The former Sg Siput MP said the government should not further marginalise stateless people.
"If the government doesn’t come up with a solution, these stateless people will suffer more as their younger generations will also continue to be stateless.
"This doesn’t help them or the country move forward,” he said.
He also proposed that the Home Ministry grant citizenships to those who have lived in shelter homes, pointing out that a similar struggle will be faced by children who are now under the care of government baby hatches.
"They will have the same problem again if they are only granted an identification card when they find their birth mothers.
"How they are supposed to find them later in life?” he asked.
Ragu Rajamani, 43, who is one of the individuals denied citizenship as he was raised in an orphanage, said he still had trouble opening a retirement savings account be he does not have an identification card.
"I cannot even open a bank account or EPF account, which makes things really difficult for me.

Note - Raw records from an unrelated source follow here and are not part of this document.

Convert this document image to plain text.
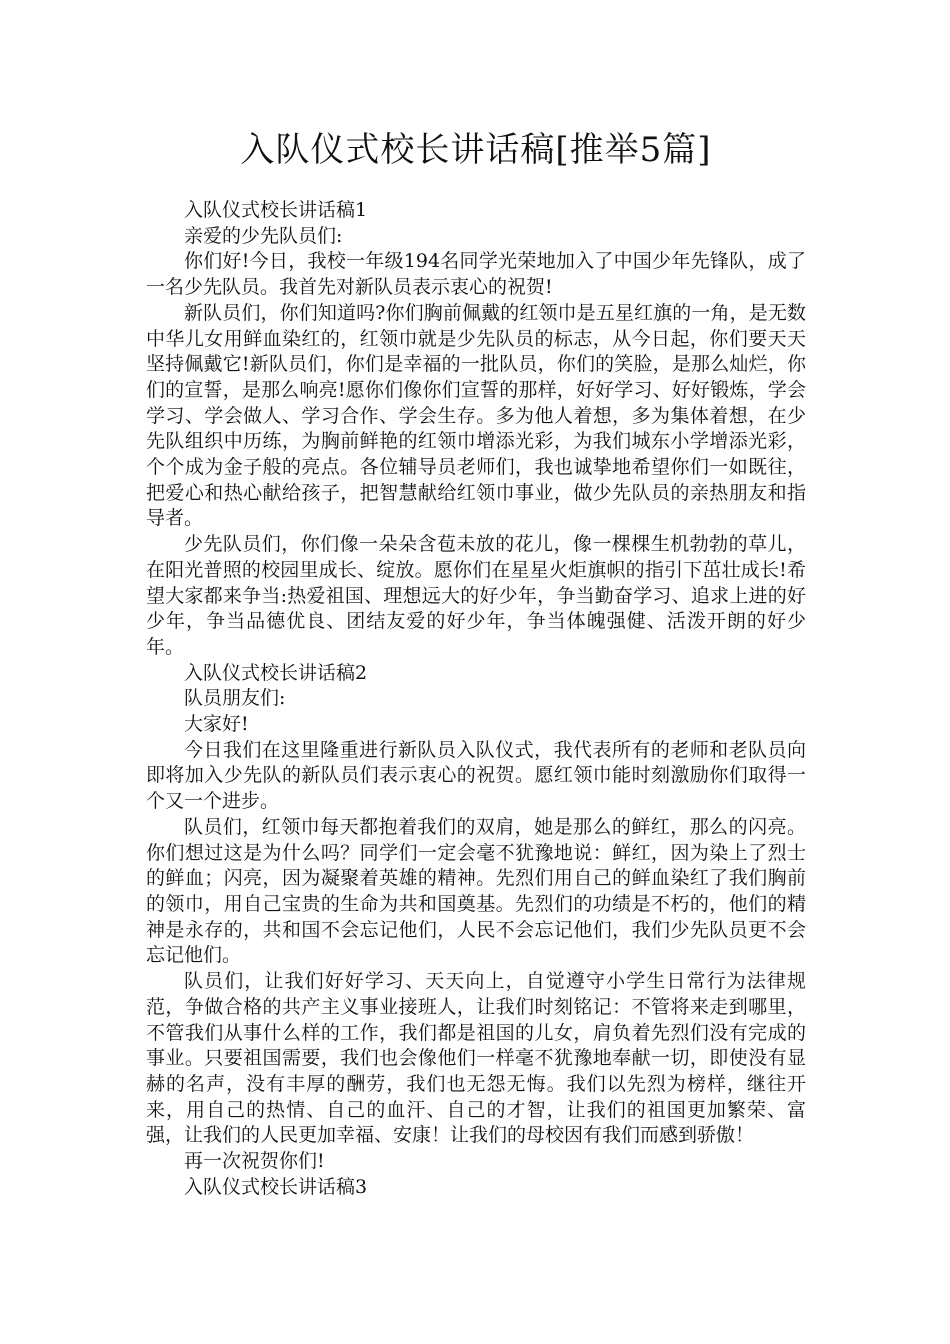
入队仪式校长讲话稿[推举5篇]

入队仪式校长讲话稿1

亲爱的少先队员们:

你们好!今日，我校一年级194名同学光荣地加入了中国少年先锋队，成了一名少先队员。我首先对新队员表示衷心的祝贺!

新队员们，你们知道吗?你们胸前佩戴的红领巾是五星红旗的一角，是无数中华儿女用鲜血染红的，红领巾就是少先队员的标志，从今日起，你们要天天坚持佩戴它!新队员们，你们是幸福的一批队员，你们的笑脸，是那么灿烂，你们的宣誓，是那么响亮!愿你们像你们宣誓的那样，好好学习、好好锻炼，学会学习、学会做人、学习合作、学会生存。多为他人着想，多为集体着想，在少先队组织中历练，为胸前鲜艳的红领巾增添光彩，为我们城东小学增添光彩，个个成为金子般的亮点。各位辅导员老师们，我也诚挚地希望你们一如既往，把爱心和热心献给孩子，把智慧献给红领巾事业，做少先队员的亲热朋友和指导者。

少先队员们，你们像一朵朵含苞未放的花儿，像一棵棵生机勃勃的草儿，在阳光普照的校园里成长、绽放。愿你们在星星火炬旗帜的指引下茁壮成长!希望大家都来争当:热爱祖国、理想远大的好少年，争当勤奋学习、追求上进的好少年，争当品德优良、团结友爱的好少年，争当体魄强健、活泼开朗的好少年。

入队仪式校长讲话稿2

队员朋友们:

大家好!

今日我们在这里隆重进行新队员入队仪式，我代表所有的老师和老队员向即将加入少先队的新队员们表示衷心的祝贺。愿红领巾能时刻激励你们取得一个又一个进步。

队员们，红领巾每天都抱着我们的双肩，她是那么的鲜红，那么的闪亮。你们想过这是为什么吗？同学们一定会毫不犹豫地说：鲜红，因为染上了烈士的鲜血；闪亮，因为凝聚着英雄的精神。先烈们用自己的鲜血染红了我们胸前的领巾，用自己宝贵的生命为共和国奠基。先烈们的功绩是不朽的，他们的精神是永存的，共和国不会忘记他们，人民不会忘记他们，我们少先队员更不会忘记他们。

队员们，让我们好好学习、天天向上，自觉遵守小学生日常行为法律规范，争做合格的共产主义事业接班人，让我们时刻铭记：不管将来走到哪里，不管我们从事什么样的工作，我们都是祖国的儿女，肩负着先烈们没有完成的事业。只要祖国需要，我们也会像他们一样毫不犹豫地奉献一切，即使没有显赫的名声，没有丰厚的酬劳，我们也无怨无悔。我们以先烈为榜样，继往开来，用自己的热情、自己的血汗、自己的才智，让我们的祖国更加繁荣、富强，让我们的人民更加幸福、安康！让我们的母校因有我们而感到骄傲！

再一次祝贺你们!

入队仪式校长讲话稿3
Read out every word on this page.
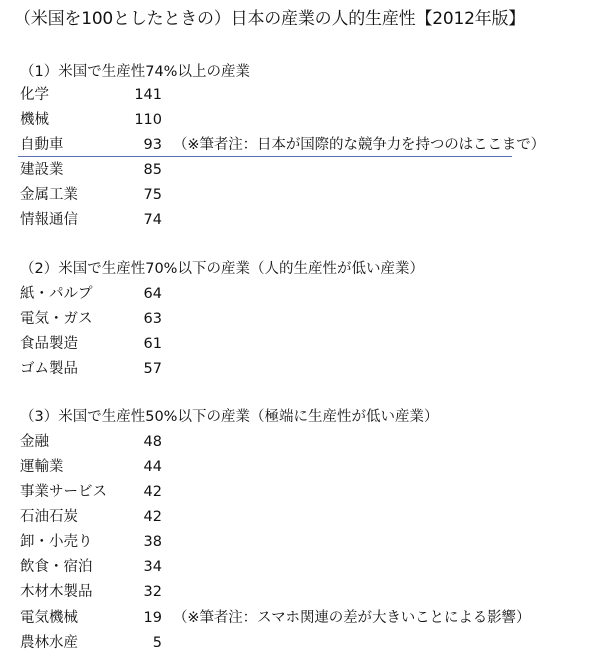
（米国を100としたときの）日本の産業の人的生産性【2012年版】
（1）米国で生産性74%以上の産業
化学	141
機械	110
自動車	93 （※筆者注：日本が国際的な競争力を持つのはここまで）
建設業	85
金属工業	75
情報通信	74
（2）米国で生産性70%以下の産業（人的生産性が低い産業）
紙・パルプ	64
電気・ガス	63
食品製造	61
ゴム製品	57
（3）米国で生産性50%以下の産業（極端に生産性が低い産業）
金融	48
運輸業	44
事業サービス	42
石油石炭	42
卸・小売り	38
飲食・宿泊	34
木材木製品	32
電気機械	19 （※筆者注：スマホ関連の差が大きいことによる影響）
農林水産	5
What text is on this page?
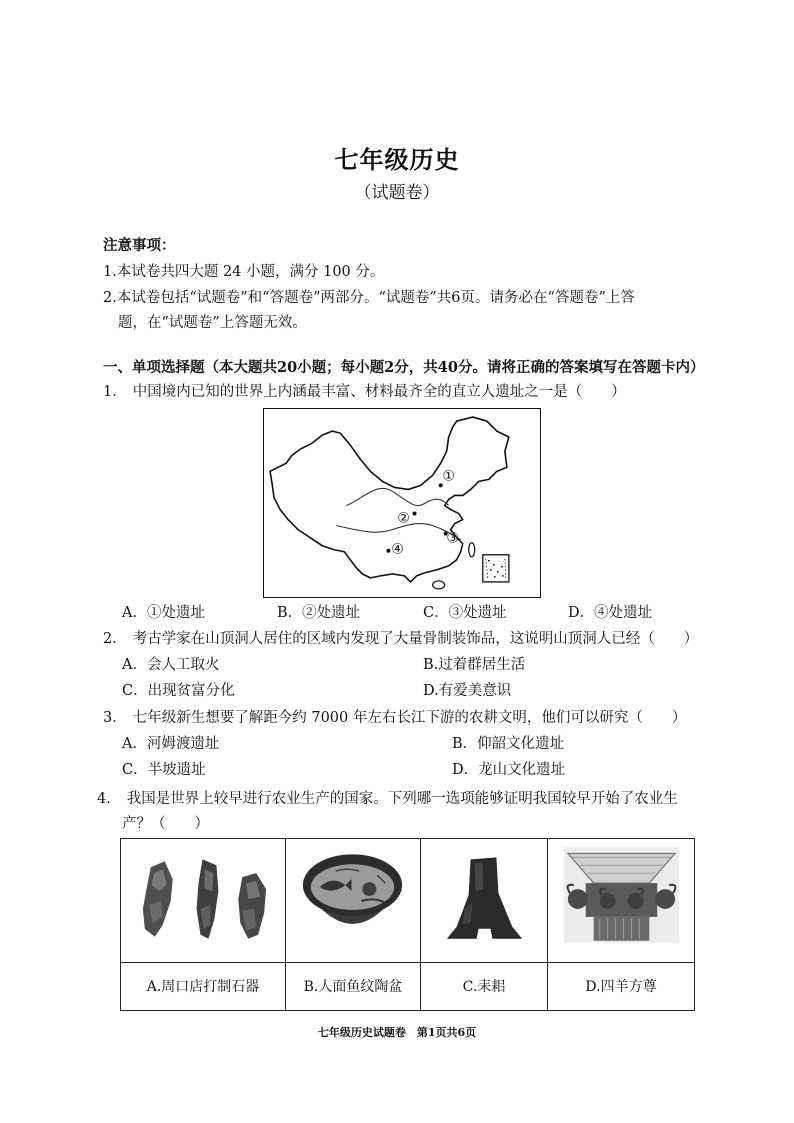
七年级历史
（试题卷）
注意事项：
1.本试卷共四大题 24 小题，满分 100 分。
2.本试卷包括“试题卷”和“答题卷”两部分。“试题卷”共6页。请务必在“答题卷”上答
题，在“试题卷”上答题无效。
一、单项选择题（本大题共20小题；每小题2分，共40分。请将正确的答案填写在答题卡内）
1． 中国境内已知的世界上内涵最丰富、材料最齐全的直立人遗址之一是（　　）
①
②
③
④
A．①处遗址	B．②处遗址	C．③处遗址	D．④处遗址
2． 考古学家在山顶洞人居住的区域内发现了大量骨制装饰品，这说明山顶洞人已经（　　）
A．会人工取火	B.过着群居生活
C．出现贫富分化	D.有爱美意识
3． 七年级新生想要了解距今约 7000 年左右长江下游的农耕文明，他们可以研究（　　）
A．河姆渡遗址	B．仰韶文化遗址
C．半坡遗址	D．龙山文化遗址
4． 我国是世界上较早进行农业生产的国家。下列哪一选项能够证明我国较早开始了农业生
产？（　　）

A.周口店打制石器	B.人面鱼纹陶盆	C.耒耜	D.四羊方尊
七年级历史试题卷　第1页共6页
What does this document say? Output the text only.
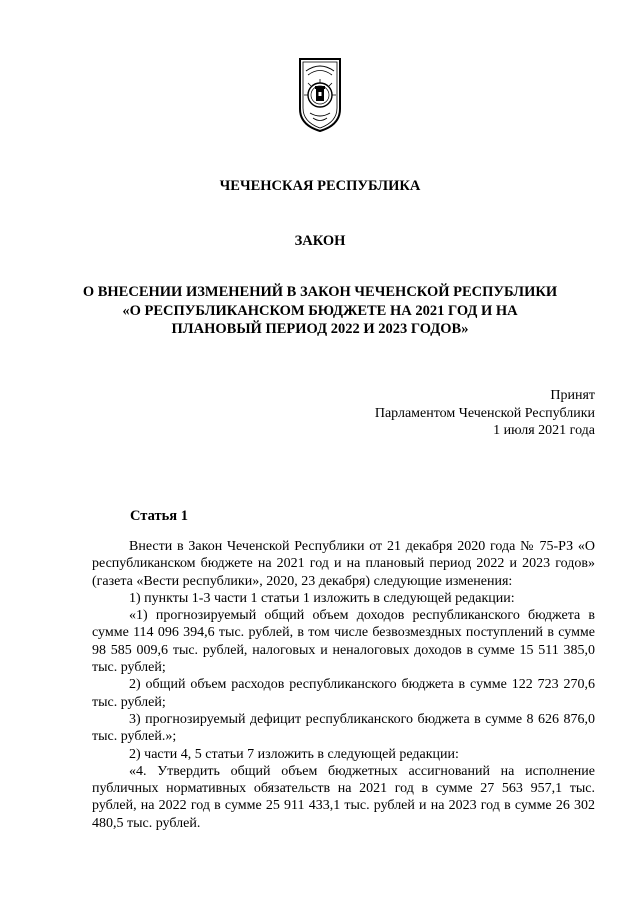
ЧЕЧЕНСКАЯ РЕСПУБЛИКА
ЗАКОН
О ВНЕСЕНИИ ИЗМЕНЕНИЙ В ЗАКОН ЧЕЧЕНСКОЙ РЕСПУБЛИКИ
«О РЕСПУБЛИКАНСКОМ БЮДЖЕТЕ НА 2021 ГОД И НА
ПЛАНОВЫЙ ПЕРИОД 2022 И 2023 ГОДОВ»
Принят
Парламентом Чеченской Республики
1 июля 2021 года
Статья 1

Внести в Закон Чеченской Республики от 21 декабря 2020 года № 75-РЗ «О республиканском бюджете на 2021 год и на плановый период 2022 и 2023 годов» (газета «Вести республики», 2020, 23 декабря) следующие изменения:

1) пункты 1-3 части 1 статьи 1 изложить в следующей редакции:

«1) прогнозируемый общий объем доходов республиканского бюджета в сумме 114 096 394,6 тыс. рублей, в том числе безвозмездных поступлений в сумме 98 585 009,6 тыс. рублей, налоговых и неналоговых доходов в сумме 15 511 385,0 тыс. рублей;

2) общий объем расходов республиканского бюджета в сумме 122 723 270,6 тыс. рублей;

3) прогнозируемый дефицит республиканского бюджета в сумме 8 626 876,0 тыс. рублей.»;

2) части 4, 5 статьи 7 изложить в следующей редакции:

«4. Утвердить общий объем бюджетных ассигнований на исполнение публичных нормативных обязательств на 2021 год в сумме 27 563 957,1 тыс. рублей, на 2022 год в сумме 25 911 433,1 тыс. рублей и на 2023 год в сумме 26 302 480,5 тыс. рублей.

I want the new government to help review my case and make life easier for people in the same boat as me,” he said.
On October 31, 2016, then-home minister Datuk Seri Ahmad Zahid Hamidi told the Dewan Rakyat that almost 300,000 children were born in Malaysia but considered stateless.
The IRC, established on May 15, was given 60 days to submit their recommendations to the Council of Eminent Persons, chaired by former Finance Minister Tun Daim Zainuddin.
It is led by former Court of Appeal judges Datuk KC Vohrah and comprises four other members: National Human Rights Society (Hakam) president Datuk Ambiga Sreenevasan, National Patriots Association president Brig Jen (Rtd) Datuk Mohamed Arshad Raji, Professor of Law at Universiti Malaya Datuk Dr Shad Saleem Faruqi, and lawyer Datuk Mah Weng Kwai.
The recommendations will then be submitted to Prime Minister Tun Dr Mahathir Mohamad for his consideration.